One architecture variation which has been proposed previously is to use media with a reflective layer on one side, such as shown in FIG. 4. Such an example is described in Saito, K. and Horimai, H. (1998) “Holographic 3-D Disk using In-Line Face-to-Face Recording”, Optical Media Laboratory, Sony Corporation, pp. 162-164, the entire content of which is hereby incorporated by reference. This has a similar benefit of reflection geometry, i.e., having all components on one side of the media; however, the reflective layer is present for both recording and readout. This has the consequence that during recording, the hologram area has a mixture of incident and reflected beams for both the reference and object beams. As a result, both transmission and reflection hologram components are recorded in the same volume. As described earlier, under shrinkage or thermal expansion, the reflection and transmission hologram components will behave differently with different degrees of detuning. This can lead to interference and distortion between the transmission and reflection components of the reconstructed hologram.

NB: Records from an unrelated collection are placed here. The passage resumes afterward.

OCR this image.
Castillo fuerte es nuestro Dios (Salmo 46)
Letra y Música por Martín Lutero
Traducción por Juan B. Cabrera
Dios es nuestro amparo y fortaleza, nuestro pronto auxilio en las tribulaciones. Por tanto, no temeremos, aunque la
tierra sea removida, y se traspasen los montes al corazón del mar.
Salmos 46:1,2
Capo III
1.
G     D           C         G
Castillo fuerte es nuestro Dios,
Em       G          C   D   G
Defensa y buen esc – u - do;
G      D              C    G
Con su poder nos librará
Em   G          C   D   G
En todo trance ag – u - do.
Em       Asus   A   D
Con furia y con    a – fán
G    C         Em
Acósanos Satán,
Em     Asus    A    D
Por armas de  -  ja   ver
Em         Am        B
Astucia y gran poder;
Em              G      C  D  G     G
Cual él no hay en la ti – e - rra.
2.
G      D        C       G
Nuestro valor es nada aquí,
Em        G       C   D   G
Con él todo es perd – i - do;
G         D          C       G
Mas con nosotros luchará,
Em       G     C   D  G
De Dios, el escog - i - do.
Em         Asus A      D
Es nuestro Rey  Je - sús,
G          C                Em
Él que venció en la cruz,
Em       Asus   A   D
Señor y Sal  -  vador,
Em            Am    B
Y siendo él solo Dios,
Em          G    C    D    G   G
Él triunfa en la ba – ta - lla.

Another prior art variation includes the use of a reflective layer together with a polarization shifting layer. Such an example is described, for example, in U.S. Pat. No. 6,721,076, to King, B., Anderson, K., and Curtis, K., entitled “SYSTEM AND METHOD FOR REFLECTIVE HOLOGRAPHIC STORAGE WITH ASSOCIATED MULTIPLEXING TECHNIQUES,” the entire content of which is hereby incorporated by reference. In this case, both reflected beam polarizations are rotated upon reflection, so that transmission hologram components are recorded by both the incident and reflected beam pairs, but no reflection hologram components are recorded. This avoids the possible negative interaction between transmission and reflection components of the reconstructed hologram, but generally benefits from the incorporation of a potentially costly polarization shifting layer in the media fabrication. Also, even though no holograms are recorded between beam components with crossed polarizations, the presence of light from the reflected beams in the same volume where the hologram between the incident beams is being recorded, and vice versa, may reduce the modulation depth of the holograms, resulting in wasted dynamic range of the media.